What Keeps Researchers Up at Night? Sample Quality. And They Are Right to be Worried

Sample quality

“…issues surrounding access to quality and representative sample is without a doubt the single biggest individual challenge mentioned in the survey. General decline in the quality of sample with falling participation rates…is another concern.”

This quote is direct from the most recent GreenBook Research Industry Trends (GRIT) report, the world’s largest ongoing survey of research professionals.

These concerns about the quality of sample bubbled to the surface when a sample of 1,533 researchers from around the globe—both client-side and supplier—were asked an open-ended question about challenges that exist in the research industry today.

We’re glad to see that people are concerned about sample quality—they should be. We’ve been tracking this problem for years and it’s getting worse, not better.

Here are four points of grave concern, and one reason for hope:

  1. River sample is not reliable;
  2. Most “panel” sample is not actually from a panel, it is river sample sold as panel;
  3. Panel sample that is recruited from sources like loyalty cards will skew the data;
  4. Publisher source panel is not only poor quality, it can be downright misleading;
  5. Sample from a well-maintained community can be both reliable and representative.

Let’s unpack these.

River sample is not reliable

The name river sample evokes visions of pristine waters flowing softly, with babbling rapids and a meandering path through a verdant forest. But that’s not exactly what it is. River sampling is an online sampling method that drives potential respondents sourced from panels, ads, pop-ups on social media, and other websites to a router, which sends potential respondents to any survey, by anyone, that might be available at the time.

In tracking research we have done using river sample, we found that 23% of questions showed a statistically significant difference over a one year period. That’s almost five times what we’d expect to see at a 95% confidence interval. And far from reliable.

Most panel sample is not actually from a panel, it is river sample sold as panel

The advent of social media and publisher sources has radically changed the “sample” we use in recent years. We have gone from relying on panels of known respondents—people we have been vetted and profiled—to streams of unknown respondents whose motivations for answering our questions are variable and not always aligned with our aim of collecting reliable and useful data.

Research by Compete, a Millward Brown Company, tracked the actual URL source of sample sold through the largest panel and other sample providers in the United States. This research shows how, in recent years, the source of most sample—including sample sold by “panel” sources—had become unknown, non-panel sample that is simply resold from secondary sources that are coming from social media, paid survey or routers.

Panel sample that is recruited from sources like loyalty cards will skew the data

Market research is intended to inform intelligent decision making by providing accurate information on the marketplace.
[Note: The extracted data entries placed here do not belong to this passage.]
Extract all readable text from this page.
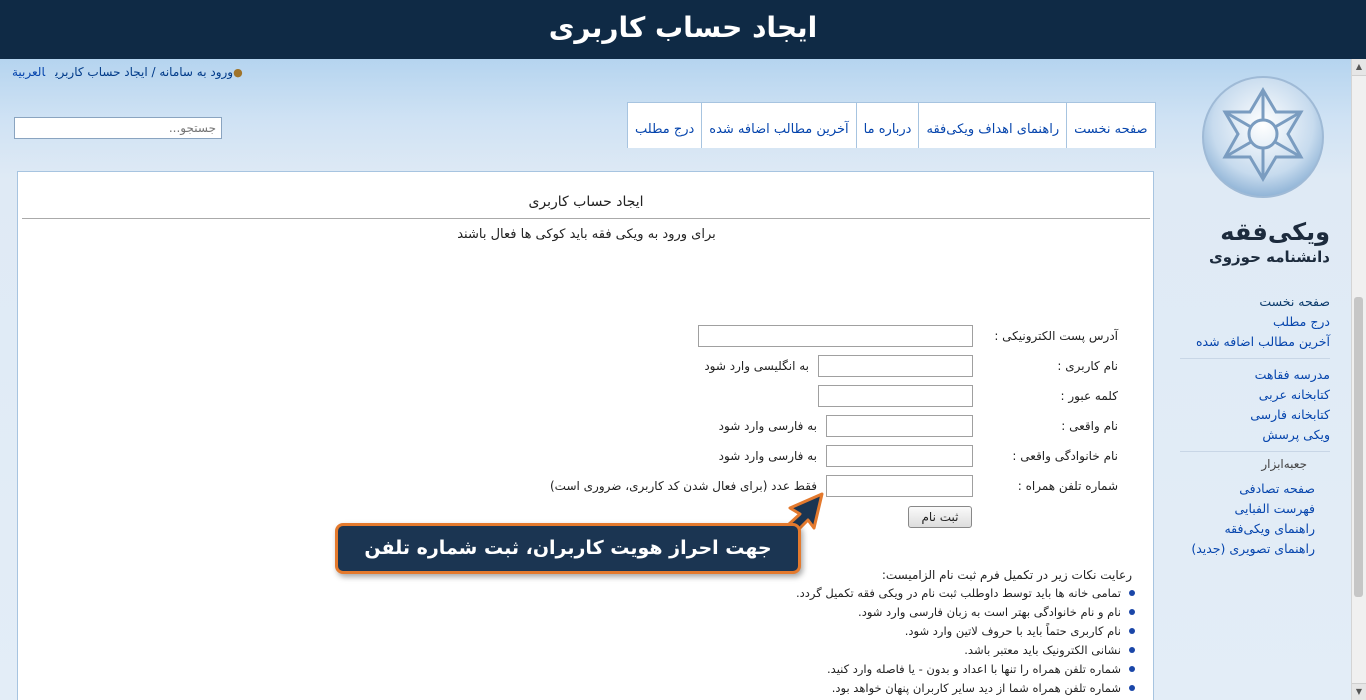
ایجاد حساب کاربری
▲
▼
●ورود به سامانه / ایجاد حساب کاربریالعربية
جستجو...
صفحه نخست
راهنمای اهداف ویکی‌فقه
درباره ما
آخرین مطالب اضافه شده
درج مطلب
ایجاد حساب کاربری
برای ورود به ویکی فقه باید کوکی ها فعال باشند
آدرس پست الکترونیکی :
نام کاربری :
به انگلیسی وارد شود
کلمه عبور :
نام واقعی :
به فارسی وارد شود
نام خانوادگی واقعی :
به فارسی وارد شود
شماره تلفن همراه :
فقط عدد (برای فعال شدن کد کاربری، ضروری است)
ثبت نام
رعایت نکات زیر در تکمیل فرم ثبت نام الزامیست:
تمامی خانه ها باید توسط داوطلب ثبت نام در ویکی فقه تکمیل گردد.
نام و نام خانوادگی بهتر است به زبان فارسی وارد شود.
نام کاربری حتماً باید با حروف لاتین وارد شود.
نشانی الکترونیک باید معتبر باشد.
شماره تلفن همراه را تنها با اعداد و بدون - یا فاصله وارد کنید.
شماره تلفن همراه شما از دید سایر کاربران پنهان خواهد بود.
جهت احراز هویت کاربران، ثبت شماره تلفن ضروریست.
ویکی‌فقه
دانشنامه حوزوی
صفحه نخست
درج مطلب
آخرین مطالب اضافه شده
مدرسه فقاهت
کتابخانه عربی
کتابخانه فارسی
ویکی پرسش
جعبه‌ابزار
صفحه تصادفی
فهرست الفبایی
راهنمای ویکی‌فقه
راهنمای تصویری (جدید)
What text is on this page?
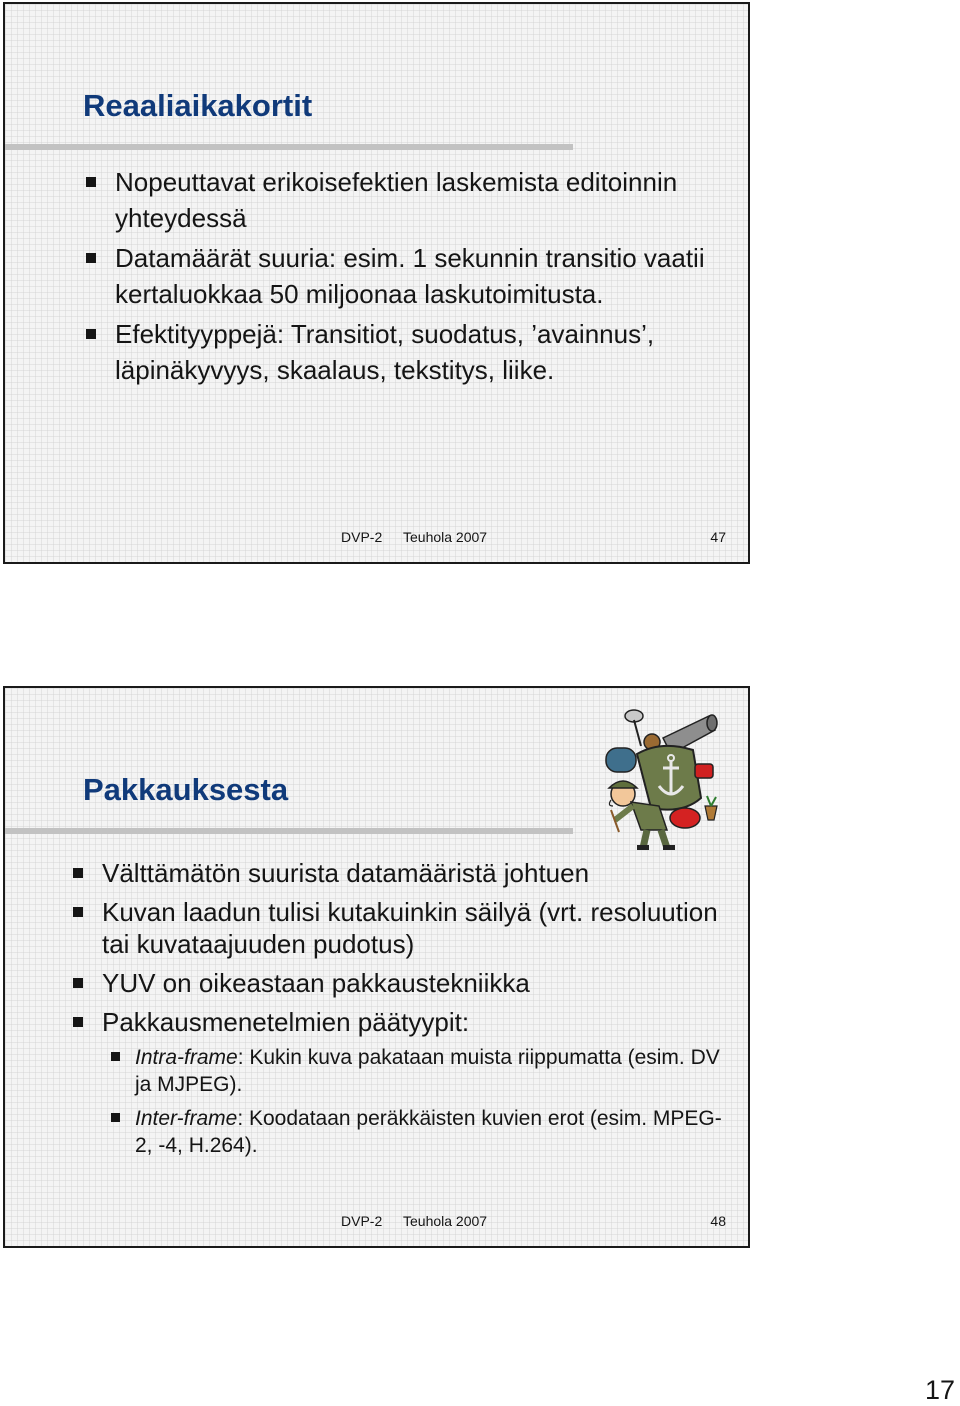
Reaaliaikakortit
Nopeuttavat erikoisefektien laskemista editoinnin yhteydessä
Datamäärät suuria: esim. 1 sekunnin transitio vaatii kertaluokkaa 50 miljoonaa laskutoimitusta.
Efektityyppejä: Transitiot, suodatus, ’avainnus’, läpinäkyvyys, skaalaus, tekstitys, liike.
DVP-2 Teuhola 2007	47
Pakkauksesta
Välttämätön suurista datamääristä johtuen
Kuvan laadun tulisi kutakuinkin säilyä (vrt. resoluution tai kuvataajuuden pudotus)
YUV on oikeastaan pakkaustekniikka
Pakkausmenetelmien päätyypit:
Intra-frame: Kukin kuva pakataan muista riippumatta (esim. DV ja MJPEG).
Inter-frame: Koodataan peräkkäisten kuvien erot (esim. MPEG-2, -4, H.264).
DVP-2 Teuhola 2007	48
17
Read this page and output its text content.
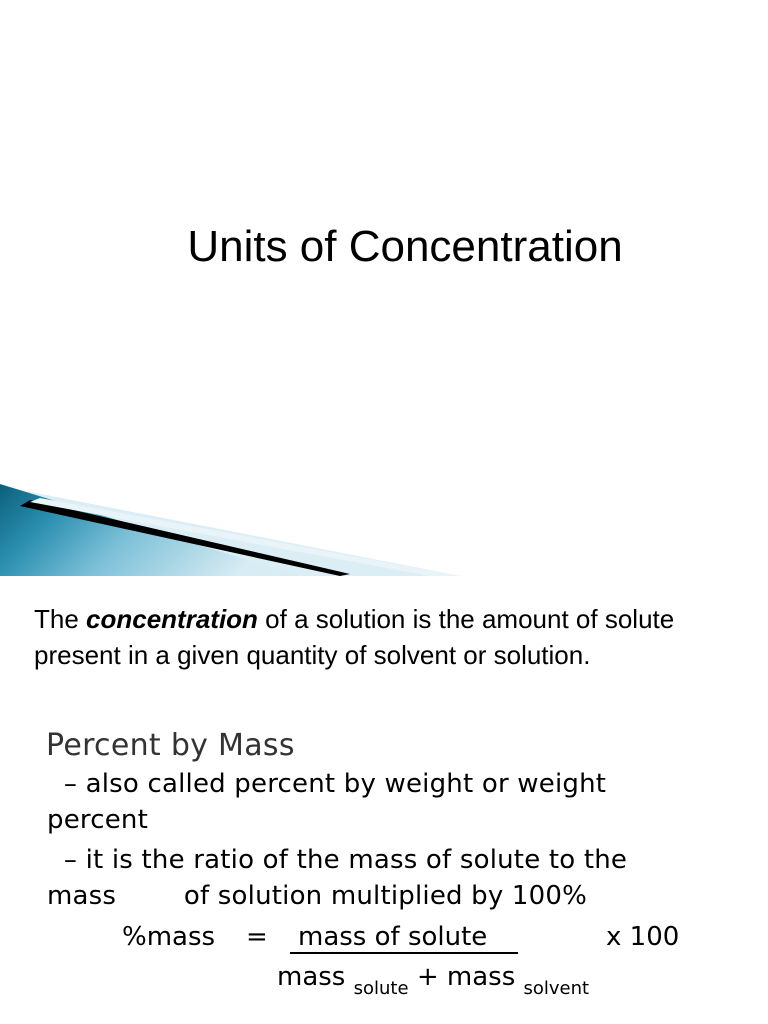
Units of Concentration
The concentration of a solution is the amount of solute present in a given quantity of solvent or solution.
Percent by Mass
– also called percent by weight or weight
percent
– it is the ratio of the mass of solute to the
mass        of solution multiplied by 100%
%mass =	mass of solute	x 100
mass $_{solute}$ + mass $_{solvent}$
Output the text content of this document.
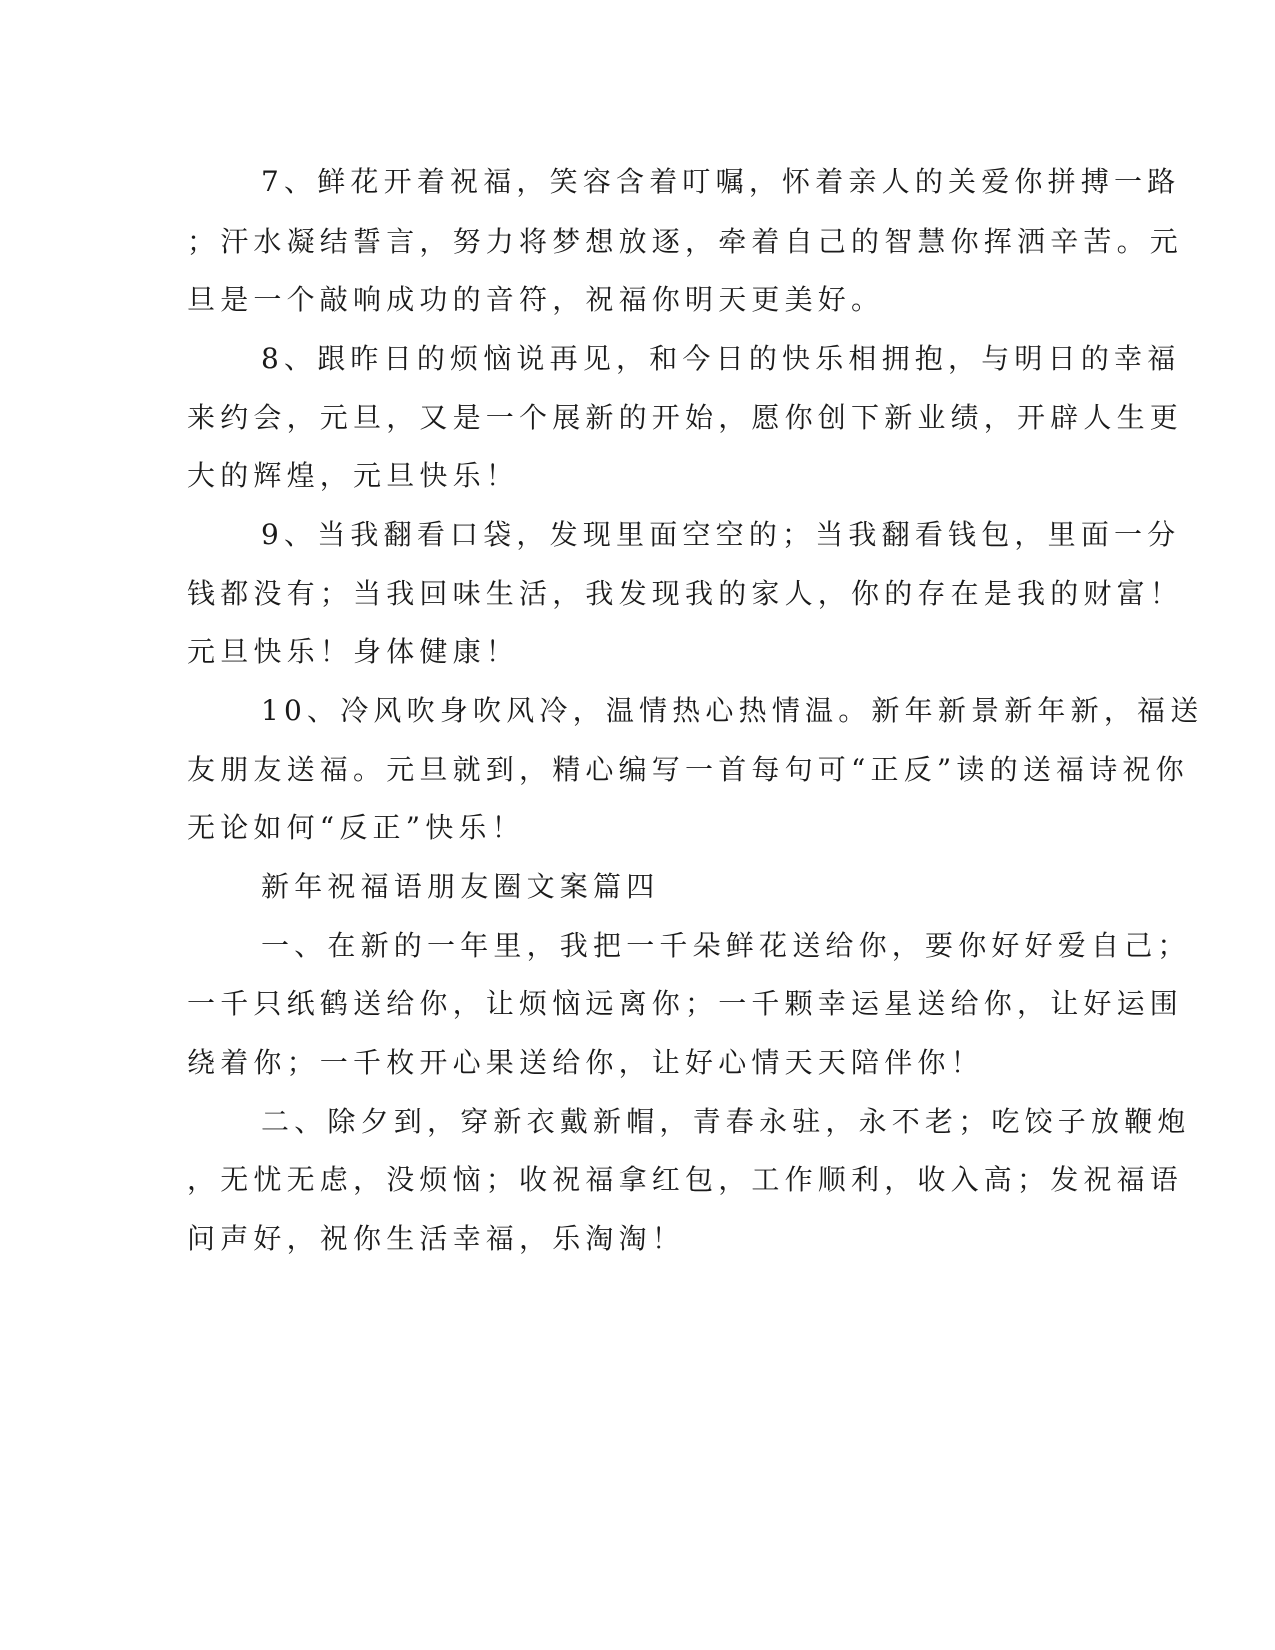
7、鲜花开着祝福，笑容含着叮嘱，怀着亲人的关爱你拼搏一路
；汗水凝结誓言，努力将梦想放逐，牵着自己的智慧你挥洒辛苦。元
旦是一个敲响成功的音符，祝福你明天更美好。
8、跟昨日的烦恼说再见，和今日的快乐相拥抱，与明日的幸福
来约会，元旦，又是一个展新的开始，愿你创下新业绩，开辟人生更
大的辉煌，元旦快乐！
9、当我翻看口袋，发现里面空空的；当我翻看钱包，里面一分
钱都没有；当我回味生活，我发现我的家人，你的存在是我的财富！
元旦快乐！身体健康！
10、冷风吹身吹风冷，温情热心热情温。新年新景新年新，福送
友朋友送福。元旦就到，精心编写一首每句可“正反”读的送福诗祝你
无论如何“反正”快乐！
新年祝福语朋友圈文案篇四
一、在新的一年里，我把一千朵鲜花送给你，要你好好爱自己；
一千只纸鹤送给你，让烦恼远离你；一千颗幸运星送给你，让好运围
绕着你；一千枚开心果送给你，让好心情天天陪伴你！
二、除夕到，穿新衣戴新帽，青春永驻，永不老；吃饺子放鞭炮
，无忧无虑，没烦恼；收祝福拿红包，工作顺利，收入高；发祝福语
问声好，祝你生活幸福，乐淘淘！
If your sample source provides you with information that flavors the results so much that they lead to misinformation, then your results are useless.

We tested a single source community that was recruited from a loyalty program to see whether it might be more reliable than something like river or publisher sample. We conducted a study using matched samples from Maru Voice Canada and a very large community recruited from a loyalty program.

We compared the results on a total of 69 items in the questionnaire and found the results differed significantly on 45 of those items. This represents two-thirds of all the responses we tested.

Despite being demographically identical, the people who were sampled from the loyalty program behaved very differently. The samples varied significantly on many things, including where they shopped, the technology they owned, how much they travelled, whether they had a car, what medical conditions they suffered from, where they travelled, what loyalty programs they were part of, the credit cards they used and the number of credit cards they had.

That’s a problem when you need to make decisions based on the results.

Publisher source panel is not only poor quality, it can be downright misleading

We also studied data coming from a well-known service that encourages publishers to “monetize your website’s content” and “join the hundreds of publishers who are using [this service] to earn revenue from their content.” So the people who are answering the questions are doing so solely because they want to get past the survey and to the content they desire.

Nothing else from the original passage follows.